# Regularized horseshoe prior for latent factor-loadings matrix? (in latent factor analysis)

Hi, I found there were various discussions on prior selections like this, but I could not find a clear answer about it, especially related to horseshoe prior for latent factor analysis.

The main reason that I am looking for this is to find a substitute for Bhattacharya & D. B. Dunson, 2011 to implement in Stan.

Piironen & Vehtari, 2017 was very helpful, but I got stuck expanding the regularized horseshoe prior to a prior for factor-loadings matrix.
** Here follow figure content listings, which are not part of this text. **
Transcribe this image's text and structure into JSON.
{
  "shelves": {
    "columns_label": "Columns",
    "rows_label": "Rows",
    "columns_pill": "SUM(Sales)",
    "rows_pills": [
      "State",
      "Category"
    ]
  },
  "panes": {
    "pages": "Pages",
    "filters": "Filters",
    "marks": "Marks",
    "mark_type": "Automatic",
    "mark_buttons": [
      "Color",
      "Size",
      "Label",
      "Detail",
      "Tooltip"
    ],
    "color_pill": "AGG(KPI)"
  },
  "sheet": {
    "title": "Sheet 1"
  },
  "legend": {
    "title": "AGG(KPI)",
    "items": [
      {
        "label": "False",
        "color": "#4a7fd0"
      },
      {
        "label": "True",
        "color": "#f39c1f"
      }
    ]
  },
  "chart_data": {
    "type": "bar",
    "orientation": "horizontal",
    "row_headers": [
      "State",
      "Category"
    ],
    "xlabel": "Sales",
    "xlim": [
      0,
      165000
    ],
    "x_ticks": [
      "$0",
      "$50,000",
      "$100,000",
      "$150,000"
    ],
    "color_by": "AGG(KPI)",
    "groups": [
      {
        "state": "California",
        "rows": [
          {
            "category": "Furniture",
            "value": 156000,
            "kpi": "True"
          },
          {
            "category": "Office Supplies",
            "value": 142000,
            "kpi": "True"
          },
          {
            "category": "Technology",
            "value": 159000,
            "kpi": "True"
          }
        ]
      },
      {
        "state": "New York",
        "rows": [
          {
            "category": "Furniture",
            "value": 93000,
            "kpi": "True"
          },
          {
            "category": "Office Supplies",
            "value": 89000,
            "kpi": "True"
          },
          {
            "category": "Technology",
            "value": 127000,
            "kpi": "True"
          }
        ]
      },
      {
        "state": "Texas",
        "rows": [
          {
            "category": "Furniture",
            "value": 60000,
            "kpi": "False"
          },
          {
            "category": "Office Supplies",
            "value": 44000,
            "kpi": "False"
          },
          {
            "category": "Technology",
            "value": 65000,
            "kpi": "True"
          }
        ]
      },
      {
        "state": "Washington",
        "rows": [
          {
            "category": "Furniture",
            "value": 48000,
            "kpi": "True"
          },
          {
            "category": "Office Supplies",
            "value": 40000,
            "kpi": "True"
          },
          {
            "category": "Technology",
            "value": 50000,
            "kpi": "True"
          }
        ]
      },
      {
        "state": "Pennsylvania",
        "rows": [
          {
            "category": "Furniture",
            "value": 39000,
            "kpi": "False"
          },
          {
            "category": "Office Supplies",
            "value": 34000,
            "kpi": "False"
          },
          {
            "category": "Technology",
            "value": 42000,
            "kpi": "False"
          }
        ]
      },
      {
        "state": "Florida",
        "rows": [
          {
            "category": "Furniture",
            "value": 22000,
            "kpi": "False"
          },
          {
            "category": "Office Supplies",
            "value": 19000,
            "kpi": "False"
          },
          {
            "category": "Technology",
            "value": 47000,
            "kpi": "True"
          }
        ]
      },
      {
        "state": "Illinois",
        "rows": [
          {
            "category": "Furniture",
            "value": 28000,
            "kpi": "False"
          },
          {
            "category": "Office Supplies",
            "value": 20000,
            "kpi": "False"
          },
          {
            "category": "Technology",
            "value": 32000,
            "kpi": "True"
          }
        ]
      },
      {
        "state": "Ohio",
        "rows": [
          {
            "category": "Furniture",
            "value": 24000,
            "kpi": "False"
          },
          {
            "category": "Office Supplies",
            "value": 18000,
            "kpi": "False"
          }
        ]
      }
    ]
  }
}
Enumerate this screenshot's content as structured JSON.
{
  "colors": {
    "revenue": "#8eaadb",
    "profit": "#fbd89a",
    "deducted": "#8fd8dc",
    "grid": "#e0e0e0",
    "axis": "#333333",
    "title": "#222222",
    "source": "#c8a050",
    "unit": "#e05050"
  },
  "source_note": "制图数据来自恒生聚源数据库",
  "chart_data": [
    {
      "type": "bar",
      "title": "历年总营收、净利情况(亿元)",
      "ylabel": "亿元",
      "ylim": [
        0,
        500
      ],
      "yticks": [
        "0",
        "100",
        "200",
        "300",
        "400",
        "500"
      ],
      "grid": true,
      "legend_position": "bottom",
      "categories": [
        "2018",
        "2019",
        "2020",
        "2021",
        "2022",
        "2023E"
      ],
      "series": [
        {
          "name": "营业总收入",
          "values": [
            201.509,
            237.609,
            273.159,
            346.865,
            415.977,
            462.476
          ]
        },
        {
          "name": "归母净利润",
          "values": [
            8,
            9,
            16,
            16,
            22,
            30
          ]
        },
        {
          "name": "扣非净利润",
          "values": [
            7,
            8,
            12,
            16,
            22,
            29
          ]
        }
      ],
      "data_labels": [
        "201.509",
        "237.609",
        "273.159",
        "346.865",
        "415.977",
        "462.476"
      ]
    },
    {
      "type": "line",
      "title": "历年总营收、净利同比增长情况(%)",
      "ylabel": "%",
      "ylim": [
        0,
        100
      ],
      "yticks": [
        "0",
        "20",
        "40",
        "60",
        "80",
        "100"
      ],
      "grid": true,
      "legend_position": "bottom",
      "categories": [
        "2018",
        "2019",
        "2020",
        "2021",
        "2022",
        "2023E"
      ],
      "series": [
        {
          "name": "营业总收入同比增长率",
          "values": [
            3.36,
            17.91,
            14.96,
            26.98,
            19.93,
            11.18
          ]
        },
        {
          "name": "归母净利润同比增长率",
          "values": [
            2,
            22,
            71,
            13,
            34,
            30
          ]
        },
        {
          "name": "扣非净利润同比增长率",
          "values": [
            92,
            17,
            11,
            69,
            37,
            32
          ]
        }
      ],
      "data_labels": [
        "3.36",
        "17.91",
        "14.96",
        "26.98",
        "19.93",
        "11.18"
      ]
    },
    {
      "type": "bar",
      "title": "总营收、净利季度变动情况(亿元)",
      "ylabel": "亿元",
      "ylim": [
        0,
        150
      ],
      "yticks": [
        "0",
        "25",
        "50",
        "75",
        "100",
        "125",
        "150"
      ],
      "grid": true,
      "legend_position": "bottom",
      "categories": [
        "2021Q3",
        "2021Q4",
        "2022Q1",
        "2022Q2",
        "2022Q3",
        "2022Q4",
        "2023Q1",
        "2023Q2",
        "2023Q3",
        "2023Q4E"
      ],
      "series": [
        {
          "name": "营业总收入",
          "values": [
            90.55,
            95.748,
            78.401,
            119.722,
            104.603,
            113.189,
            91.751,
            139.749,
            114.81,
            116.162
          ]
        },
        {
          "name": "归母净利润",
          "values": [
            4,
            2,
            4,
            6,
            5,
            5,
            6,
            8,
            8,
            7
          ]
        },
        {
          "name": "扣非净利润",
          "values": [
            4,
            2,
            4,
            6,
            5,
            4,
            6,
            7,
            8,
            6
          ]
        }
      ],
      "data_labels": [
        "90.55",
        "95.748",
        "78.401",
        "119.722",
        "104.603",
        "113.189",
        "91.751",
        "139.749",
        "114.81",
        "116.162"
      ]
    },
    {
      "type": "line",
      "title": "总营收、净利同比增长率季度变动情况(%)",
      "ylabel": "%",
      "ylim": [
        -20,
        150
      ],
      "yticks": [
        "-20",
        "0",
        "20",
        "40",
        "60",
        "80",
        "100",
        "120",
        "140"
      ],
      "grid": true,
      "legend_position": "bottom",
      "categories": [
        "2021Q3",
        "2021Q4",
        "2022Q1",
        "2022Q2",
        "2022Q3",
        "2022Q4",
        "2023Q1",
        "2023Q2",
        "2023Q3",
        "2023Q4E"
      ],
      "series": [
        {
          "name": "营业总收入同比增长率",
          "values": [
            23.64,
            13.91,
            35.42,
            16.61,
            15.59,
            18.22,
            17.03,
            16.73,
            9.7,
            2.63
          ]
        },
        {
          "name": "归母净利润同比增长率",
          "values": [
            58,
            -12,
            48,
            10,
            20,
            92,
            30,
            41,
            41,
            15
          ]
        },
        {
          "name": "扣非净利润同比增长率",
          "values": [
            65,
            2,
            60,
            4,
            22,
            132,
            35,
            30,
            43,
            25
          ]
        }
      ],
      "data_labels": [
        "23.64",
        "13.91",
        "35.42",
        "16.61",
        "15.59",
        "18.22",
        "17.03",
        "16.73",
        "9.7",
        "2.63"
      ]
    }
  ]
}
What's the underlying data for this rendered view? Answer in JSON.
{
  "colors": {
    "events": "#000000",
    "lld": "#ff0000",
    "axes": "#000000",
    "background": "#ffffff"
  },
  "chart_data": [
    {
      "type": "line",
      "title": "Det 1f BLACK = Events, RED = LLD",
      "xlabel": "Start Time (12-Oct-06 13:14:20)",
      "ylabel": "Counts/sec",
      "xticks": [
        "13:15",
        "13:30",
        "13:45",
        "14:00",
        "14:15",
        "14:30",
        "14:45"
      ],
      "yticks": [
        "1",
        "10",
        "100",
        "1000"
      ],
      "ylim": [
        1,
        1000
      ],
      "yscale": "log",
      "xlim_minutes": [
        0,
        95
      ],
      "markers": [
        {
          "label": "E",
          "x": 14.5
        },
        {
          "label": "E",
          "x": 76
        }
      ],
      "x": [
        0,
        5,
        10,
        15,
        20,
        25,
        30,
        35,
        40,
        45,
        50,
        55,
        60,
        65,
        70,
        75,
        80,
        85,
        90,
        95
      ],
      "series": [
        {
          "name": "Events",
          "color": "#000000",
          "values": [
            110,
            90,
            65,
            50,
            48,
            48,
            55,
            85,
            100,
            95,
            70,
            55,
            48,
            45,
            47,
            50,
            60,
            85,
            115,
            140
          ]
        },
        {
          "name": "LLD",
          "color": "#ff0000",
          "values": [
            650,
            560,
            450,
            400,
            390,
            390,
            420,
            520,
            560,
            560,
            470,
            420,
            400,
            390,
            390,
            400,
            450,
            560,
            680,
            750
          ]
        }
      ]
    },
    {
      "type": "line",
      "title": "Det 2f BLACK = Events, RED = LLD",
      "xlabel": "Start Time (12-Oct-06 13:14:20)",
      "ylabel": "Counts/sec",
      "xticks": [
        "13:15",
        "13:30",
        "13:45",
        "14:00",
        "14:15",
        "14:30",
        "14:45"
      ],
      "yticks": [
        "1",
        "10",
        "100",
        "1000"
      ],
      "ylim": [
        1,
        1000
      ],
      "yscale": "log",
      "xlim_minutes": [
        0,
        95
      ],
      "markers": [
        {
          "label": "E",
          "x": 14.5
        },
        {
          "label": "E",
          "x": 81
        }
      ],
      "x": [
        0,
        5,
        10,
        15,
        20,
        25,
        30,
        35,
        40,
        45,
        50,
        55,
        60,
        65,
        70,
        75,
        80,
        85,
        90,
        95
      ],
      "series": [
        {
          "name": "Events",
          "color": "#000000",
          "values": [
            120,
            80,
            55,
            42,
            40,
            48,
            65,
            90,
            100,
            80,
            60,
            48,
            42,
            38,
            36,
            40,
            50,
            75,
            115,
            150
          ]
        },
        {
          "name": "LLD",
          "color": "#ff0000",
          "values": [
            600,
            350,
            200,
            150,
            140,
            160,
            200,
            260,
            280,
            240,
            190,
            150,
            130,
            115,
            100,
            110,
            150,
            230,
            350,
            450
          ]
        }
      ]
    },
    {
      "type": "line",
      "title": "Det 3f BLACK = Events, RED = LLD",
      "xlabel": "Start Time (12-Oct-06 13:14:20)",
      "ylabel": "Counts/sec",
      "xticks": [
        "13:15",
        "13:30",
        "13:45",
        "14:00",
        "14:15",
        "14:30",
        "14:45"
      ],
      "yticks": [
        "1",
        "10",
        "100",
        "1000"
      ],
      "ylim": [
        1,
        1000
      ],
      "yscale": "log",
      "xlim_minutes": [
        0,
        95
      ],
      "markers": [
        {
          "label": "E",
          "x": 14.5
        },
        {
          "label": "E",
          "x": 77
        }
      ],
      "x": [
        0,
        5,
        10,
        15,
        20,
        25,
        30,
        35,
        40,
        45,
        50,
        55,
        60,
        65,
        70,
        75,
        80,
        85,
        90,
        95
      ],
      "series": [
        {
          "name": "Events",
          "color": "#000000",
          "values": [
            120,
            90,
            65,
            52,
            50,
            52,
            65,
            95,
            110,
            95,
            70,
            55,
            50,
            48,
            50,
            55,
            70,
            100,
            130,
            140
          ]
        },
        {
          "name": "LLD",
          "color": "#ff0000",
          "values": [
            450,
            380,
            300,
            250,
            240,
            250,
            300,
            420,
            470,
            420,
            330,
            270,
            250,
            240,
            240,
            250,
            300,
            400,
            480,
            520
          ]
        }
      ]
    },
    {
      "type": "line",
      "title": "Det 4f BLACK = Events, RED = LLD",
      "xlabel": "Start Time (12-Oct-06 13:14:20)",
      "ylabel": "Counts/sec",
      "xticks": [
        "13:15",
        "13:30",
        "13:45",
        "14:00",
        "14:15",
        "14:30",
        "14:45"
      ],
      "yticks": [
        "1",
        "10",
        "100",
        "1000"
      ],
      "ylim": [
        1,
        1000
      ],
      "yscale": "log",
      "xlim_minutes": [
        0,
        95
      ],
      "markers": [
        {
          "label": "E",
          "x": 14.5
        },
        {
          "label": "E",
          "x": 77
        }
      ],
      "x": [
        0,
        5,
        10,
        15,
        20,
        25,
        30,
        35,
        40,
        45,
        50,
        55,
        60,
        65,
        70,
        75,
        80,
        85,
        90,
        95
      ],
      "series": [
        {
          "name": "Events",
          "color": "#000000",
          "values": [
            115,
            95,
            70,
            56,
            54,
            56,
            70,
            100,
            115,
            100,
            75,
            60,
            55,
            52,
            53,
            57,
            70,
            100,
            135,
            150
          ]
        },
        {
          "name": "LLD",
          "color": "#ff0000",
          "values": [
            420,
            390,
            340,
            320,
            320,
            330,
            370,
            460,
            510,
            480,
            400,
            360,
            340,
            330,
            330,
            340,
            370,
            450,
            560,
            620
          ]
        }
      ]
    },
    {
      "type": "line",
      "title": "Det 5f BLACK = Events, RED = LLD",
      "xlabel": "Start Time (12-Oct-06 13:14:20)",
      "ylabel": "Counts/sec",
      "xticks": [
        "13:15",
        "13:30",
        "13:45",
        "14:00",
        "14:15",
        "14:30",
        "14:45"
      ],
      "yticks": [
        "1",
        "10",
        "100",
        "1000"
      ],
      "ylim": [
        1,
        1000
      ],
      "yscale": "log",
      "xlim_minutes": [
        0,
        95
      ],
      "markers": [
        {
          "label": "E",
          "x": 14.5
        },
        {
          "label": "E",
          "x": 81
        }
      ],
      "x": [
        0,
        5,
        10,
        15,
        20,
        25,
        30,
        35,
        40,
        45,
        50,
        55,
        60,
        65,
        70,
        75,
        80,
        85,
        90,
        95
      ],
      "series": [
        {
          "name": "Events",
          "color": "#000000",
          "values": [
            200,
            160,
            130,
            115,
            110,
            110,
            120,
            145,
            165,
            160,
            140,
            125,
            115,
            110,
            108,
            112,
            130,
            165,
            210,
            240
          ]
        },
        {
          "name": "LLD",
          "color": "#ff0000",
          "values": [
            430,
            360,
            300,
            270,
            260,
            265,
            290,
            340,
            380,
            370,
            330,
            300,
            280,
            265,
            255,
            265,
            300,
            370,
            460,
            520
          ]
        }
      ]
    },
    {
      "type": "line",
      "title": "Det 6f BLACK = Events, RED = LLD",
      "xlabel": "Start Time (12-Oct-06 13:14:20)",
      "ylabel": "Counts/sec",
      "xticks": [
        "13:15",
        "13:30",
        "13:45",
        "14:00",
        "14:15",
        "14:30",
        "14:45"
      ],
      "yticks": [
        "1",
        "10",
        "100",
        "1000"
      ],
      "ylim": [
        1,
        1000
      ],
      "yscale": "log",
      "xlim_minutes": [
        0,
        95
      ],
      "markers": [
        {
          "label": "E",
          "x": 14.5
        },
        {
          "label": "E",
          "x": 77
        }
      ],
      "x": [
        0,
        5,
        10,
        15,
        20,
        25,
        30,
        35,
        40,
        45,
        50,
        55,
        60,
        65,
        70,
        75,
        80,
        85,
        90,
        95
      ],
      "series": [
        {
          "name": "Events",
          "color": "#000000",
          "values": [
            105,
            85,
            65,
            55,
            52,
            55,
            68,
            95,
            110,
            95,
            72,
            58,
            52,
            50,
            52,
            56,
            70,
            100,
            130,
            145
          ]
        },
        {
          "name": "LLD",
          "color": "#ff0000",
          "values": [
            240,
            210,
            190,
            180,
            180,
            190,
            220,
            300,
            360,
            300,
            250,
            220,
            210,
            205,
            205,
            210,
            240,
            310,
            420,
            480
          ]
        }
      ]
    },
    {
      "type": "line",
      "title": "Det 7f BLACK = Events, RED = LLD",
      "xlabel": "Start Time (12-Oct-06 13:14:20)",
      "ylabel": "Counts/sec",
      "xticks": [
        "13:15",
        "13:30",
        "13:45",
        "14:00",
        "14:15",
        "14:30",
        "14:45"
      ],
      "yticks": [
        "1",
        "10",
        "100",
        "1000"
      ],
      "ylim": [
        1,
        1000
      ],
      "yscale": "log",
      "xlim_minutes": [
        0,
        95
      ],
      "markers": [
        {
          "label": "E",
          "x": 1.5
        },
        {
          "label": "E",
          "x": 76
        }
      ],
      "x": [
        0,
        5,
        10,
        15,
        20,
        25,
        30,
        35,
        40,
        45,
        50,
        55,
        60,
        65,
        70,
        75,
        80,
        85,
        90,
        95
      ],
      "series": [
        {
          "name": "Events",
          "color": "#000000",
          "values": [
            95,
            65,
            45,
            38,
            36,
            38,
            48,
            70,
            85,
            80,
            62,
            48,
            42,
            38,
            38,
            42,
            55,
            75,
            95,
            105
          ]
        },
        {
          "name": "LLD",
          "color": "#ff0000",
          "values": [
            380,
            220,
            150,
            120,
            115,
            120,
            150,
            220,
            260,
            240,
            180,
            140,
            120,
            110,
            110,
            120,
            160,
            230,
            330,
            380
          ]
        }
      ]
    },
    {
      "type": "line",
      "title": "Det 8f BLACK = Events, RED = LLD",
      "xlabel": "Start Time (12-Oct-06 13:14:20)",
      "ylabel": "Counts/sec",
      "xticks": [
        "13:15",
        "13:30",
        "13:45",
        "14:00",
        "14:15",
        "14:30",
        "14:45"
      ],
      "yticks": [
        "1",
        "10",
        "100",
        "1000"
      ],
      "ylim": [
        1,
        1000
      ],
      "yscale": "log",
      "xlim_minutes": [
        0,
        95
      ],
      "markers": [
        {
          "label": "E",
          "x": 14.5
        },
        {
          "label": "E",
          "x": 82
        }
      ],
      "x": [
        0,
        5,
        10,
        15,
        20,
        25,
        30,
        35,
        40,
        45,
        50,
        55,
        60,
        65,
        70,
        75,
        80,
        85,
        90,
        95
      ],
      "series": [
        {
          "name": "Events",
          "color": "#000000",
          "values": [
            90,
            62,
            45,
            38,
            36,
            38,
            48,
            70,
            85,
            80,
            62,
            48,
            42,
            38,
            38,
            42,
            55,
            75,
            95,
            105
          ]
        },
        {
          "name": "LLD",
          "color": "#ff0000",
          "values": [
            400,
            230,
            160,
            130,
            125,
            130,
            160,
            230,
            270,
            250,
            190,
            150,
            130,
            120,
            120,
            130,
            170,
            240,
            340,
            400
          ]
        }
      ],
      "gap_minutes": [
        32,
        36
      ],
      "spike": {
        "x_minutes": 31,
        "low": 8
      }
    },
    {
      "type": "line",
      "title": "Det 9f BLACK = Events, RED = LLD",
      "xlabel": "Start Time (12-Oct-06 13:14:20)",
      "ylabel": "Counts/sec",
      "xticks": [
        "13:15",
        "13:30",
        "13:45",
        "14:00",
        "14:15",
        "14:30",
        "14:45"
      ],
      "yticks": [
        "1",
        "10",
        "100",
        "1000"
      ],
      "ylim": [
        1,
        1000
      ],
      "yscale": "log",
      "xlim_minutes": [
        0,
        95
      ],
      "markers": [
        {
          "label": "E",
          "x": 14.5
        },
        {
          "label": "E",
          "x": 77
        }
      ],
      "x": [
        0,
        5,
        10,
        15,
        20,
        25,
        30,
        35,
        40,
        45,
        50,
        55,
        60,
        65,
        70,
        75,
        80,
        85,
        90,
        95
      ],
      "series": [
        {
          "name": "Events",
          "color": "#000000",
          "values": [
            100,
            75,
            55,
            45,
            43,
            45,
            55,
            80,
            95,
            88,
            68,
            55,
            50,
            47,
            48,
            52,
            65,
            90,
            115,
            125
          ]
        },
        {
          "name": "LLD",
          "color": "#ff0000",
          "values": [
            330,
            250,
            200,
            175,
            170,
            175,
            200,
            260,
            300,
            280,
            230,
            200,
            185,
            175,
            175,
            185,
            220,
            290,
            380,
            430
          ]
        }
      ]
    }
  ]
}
For example, a simple latent factor model can be described as

\mathbf{y_i} = \mathbf{ \Lambda} \mathbf{\eta_i} + \mathbf{\epsilon_i}, \: \mathbf{\epsilon_i} \sim N_p(0, \mathbf{\Sigma})

where \mathbf{y_i} =[y_{i1}, ..., y_{ip}]^T, \mathbf{\eta_i} is a vector with k latent factors, \mathbf{ \Lambda} is p x k factor loadings matrix, and \mathbf{\Sigma} = diag(\sigma_1^2, ..., \sigma_p^2).

My plan was to combine multiple vectors generated from horseshoe function (implemented in brms)

functions {
vector horseshoe(vector zb, vector[] local, real[] global,
real scale_global, real c2) {
int K = rows(zb);
vector[K] lambda = local[1] .* sqrt(local[2]);
vector[K] lambda2 = square(lambda);
real tau = global[1] * sqrt(global[2]) * scale_global;
vector[K] lambda_tilde = sqrt(c2 * lambda2 ./ (c2 + tau^2 * lambda2));
return zb .* lambda_tilde * tau;
}


in a column-wise fashion like this (dimension of sigma is not appropriate here).

for (k in 1:K){
factor_loading[:,k] = horseshoe(zb[k], hs_local1[k], hs_local2[k], hs_global1[k], hs_global2[k], hs_scale_global * sigma[k], hs_scale_slab^2 * hs_c2[k]);
}


I am wondering,
1. Is it valid to do so to generate a factor-loadings matrix?
2. In this case, how can I deal with sigma, which is now a vector, when calculating tau?

Hi!

I did not find a solution, and I abandonned the idea, I’m good with a limited number of factors. The thought I had about it :

By implementing such a prior, we remove the constraints on the loading matrix that make it identifiable (basically upper diag zero loadings and positive diagonal). I read some articles in which they relaxed a little bit these constraints, but I did not find these really interesting.

I have the strong feeling that pushing loadings toward zero in a unsupervized way would lead to non identifiable model : multiple loading matrix with different combinations of zero would be equivalent without constraints. In the Bhattacharya and Dunson paper, the higher the index of a loading column was, the higher it was shrinked.